Password has found a vast dimension of usage in ensuring security of web applications. Usually, a user is demanded to provide his username and password to identify and authenticate his identity. HTTP provides several authentication protocols such as the Basic, Digest, Form-based, NTLM, Negotiate, Client-side certificate and Microsoft Password.
Contents
A password attack may be a function of the level of complexity and how securely stored the password is, and not necessarily an indication of a security loophole in the server software or the OS. It largely depends on the ease with which the hacker bypasses the network security. Password vulnerability has been identified as one of the top cybersecurity risks for 2015.
Passwords in themselves are not adequate to provide security for users’ information. Hackers know that if they are able to crack your password, then they can gain access to your personal information. So they use several techniques to take advantage of your password vulnerabilities.
Types of Password Vulnerabilities
There are two general types of password vulnerabilities.
Organizational vulnerabilities
Organizational vulnerabilities entail the absence of password policies in an organization, or a lack of security awareness of users. It is established that strong passwords are supposed to be easy to remember but difficult to crack. Sadly, most users stop at “easy to remember”, choosing passwords that are easy to guess. Moreover, such passwords are seldom changed or not changed at all, and may be used for more than one security points. So if hackers are able to guess one password rightly, they would most likely gain access to other systems.
Technical vulnerabilities
A technical vulnerability involves a weak encryption method or a lapse in the password storage system. There are password-cracking utilities which hackers use to crack security by obscurity. Technical vulnerabilities also manifest in easily accessible databases used for storing passwords, or in unencrypted databases which hold sensitive information, or in applications that display onscreen user passwords while typing the passwords.
The Hacker’s Methods
Hackers generally try out possible passwords that will match the password of the legal user, in order to gain access to the user’s privileges. This method of password guessing mostly targets organizational vulnerabilities and is one of the most efficient methods of hacking passwords. This can be done manually or through automated systems.

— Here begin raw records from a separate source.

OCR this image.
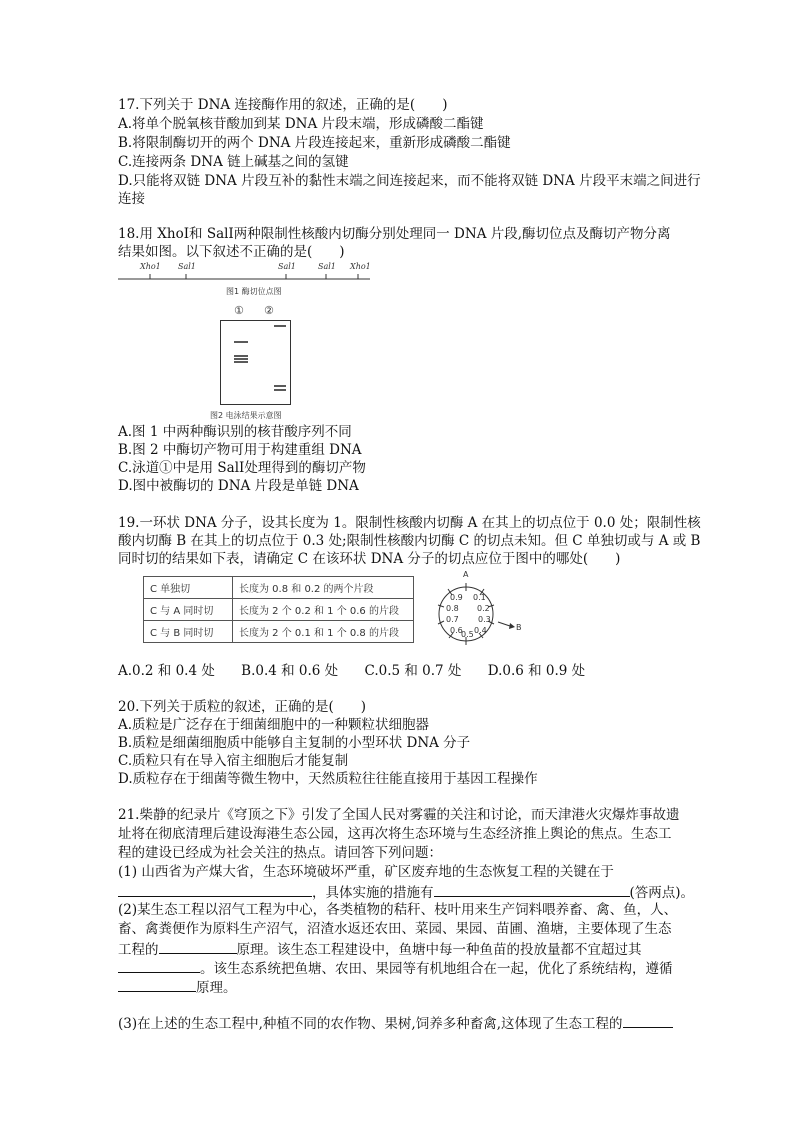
17.下列关于 DNA 连接酶作用的叙述，正确的是(　　)
A.将单个脱氧核苷酸加到某 DNA 片段末端，形成磷酸二酯键
B.将限制酶切开的两个 DNA 片段连接起来，重新形成磷酸二酯键
C.连接两条 DNA 链上碱基之间的氢键
D.只能将双链 DNA 片段互补的黏性末端之间连接起来，而不能将双链 DNA 片段平末端之间进行
连接
18.用 XhoⅠ和 SalⅠ两种限制性核酸内切酶分别处理同一 DNA 片段,酶切位点及酶切产物分离
结果如图。以下叙述不正确的是(　　)
Xho1 Sal1	Sal1	Sal1 Xho1
图1 酶切位点图
① ②
图2 电泳结果示意图
A.图 1 中两种酶识别的核苷酸序列不同
B.图 2 中酶切产物可用于构建重组 DNA
C.泳道①中是用 SalⅠ处理得到的酶切产物
D.图中被酶切的 DNA 片段是单链 DNA
19.一环状 DNA 分子，设其长度为 1。限制性核酸内切酶 A 在其上的切点位于 0.0 处；限制性核
酸内切酶 B 在其上的切点位于 0.3 处;限制性核酸内切酶 C 的切点未知。但 C 单独切或与 A 或 B
同时切的结果如下表，请确定 C 在该环状 DNA 分子的切点应位于图中的哪处(　　)
C 单独切	长度为 0.8 和 0.2 的两个片段
C 与 A 同时切	长度为 2 个 0.2 和 1 个 0.6 的片段
C 与 B 同时切	长度为 2 个 0.1 和 1 个 0.8 的片段
A
B
0.9 0.1
0.8 0.2
0.7 0.3
0.6 0.4
0.5
A.0.2 和 0.4 处 B.0.4 和 0.6 处 C.0.5 和 0.7 处 D.0.6 和 0.9 处
20.下列关于质粒的叙述，正确的是(　　)
A.质粒是广泛存在于细菌细胞中的一种颗粒状细胞器
B.质粒是细菌细胞质中能够自主复制的小型环状 DNA 分子
C.质粒只有在导入宿主细胞后才能复制
D.质粒存在于细菌等微生物中，天然质粒往往能直接用于基因工程操作
21.柴静的纪录片《穹顶之下》引发了全国人民对雾霾的关注和讨论，而天津港火灾爆炸事故遗
址将在彻底清理后建设海港生态公园，这再次将生态环境与生态经济推上舆论的焦点。生态工
程的建设已经成为社会关注的热点。请回答下列问题：
(1) 山西省为产煤大省，生态环境破坏严重，矿区废弃地的生态恢复工程的关键在于
，具体实施的措施有	(答两点)。
(2)某生态工程以沼气工程为中心，各类植物的秸秆、枝叶用来生产饲料喂养畜、禽、鱼，人、
畜、禽粪便作为原料生产沼气，沼渣水返还农田、菜园、果园、苗圃、渔塘，主要体现了生态
工程的	原理。该生态工程建设中，鱼塘中每一种鱼苗的投放量都不宜超过其
。该生态系统把鱼塘、农田、果园等有机地组合在一起，优化了系统结构，遵循
原理。
(3)在上述的生态工程中,种植不同的农作物、果树,饲养多种畜禽,这体现了生态工程的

The next level of attack employed by hackers if the guessing is not successful is to try out combination of passwords with the use of tools such as WebCracker and Brutus. These tools are readily available on the web and are used to carry out dictionary attacks and brute force attacks. Dictionary attacks involve the use of pre-computed lists of usernames and passwords, to authenticate web applications. Brute force attacks imply the decrypting of cryptographic schemes. All possible keys are used to make a brute force attack.
So How Serious Can a Password Hack Be?
If a hacker gains access into a system as a normal user, he will only be restricted to limited information. However, if he accesses the system as an administrator, then he has almost absolute and unlimited access to the application, including its contents. And so can manipulate any kind of nefarious activities using any sensitive information he accesses.
Recently, Formspring, a question-and-answer disclosed that 420,000 of its users’ password had been hacked. Consequently, the company resorted to resetting passwords for its 28 million users. In a related development, a “wake-up call” was sent to Yahoo Voices on its attention to users’ security. A hacking group with the name D33D Company leaked about 450,000 email addresses and passwords linked to Yahoo Voices.
Get a Hack-Free Password
Be protected from password attacks. Use strong, difficult-to-guess passwords for your authentications and avoid using the same passwords for multiple applications. Also, you can keep safe from password attacks by watching out for fast-moving SQL injection attacks and being wary of third party security.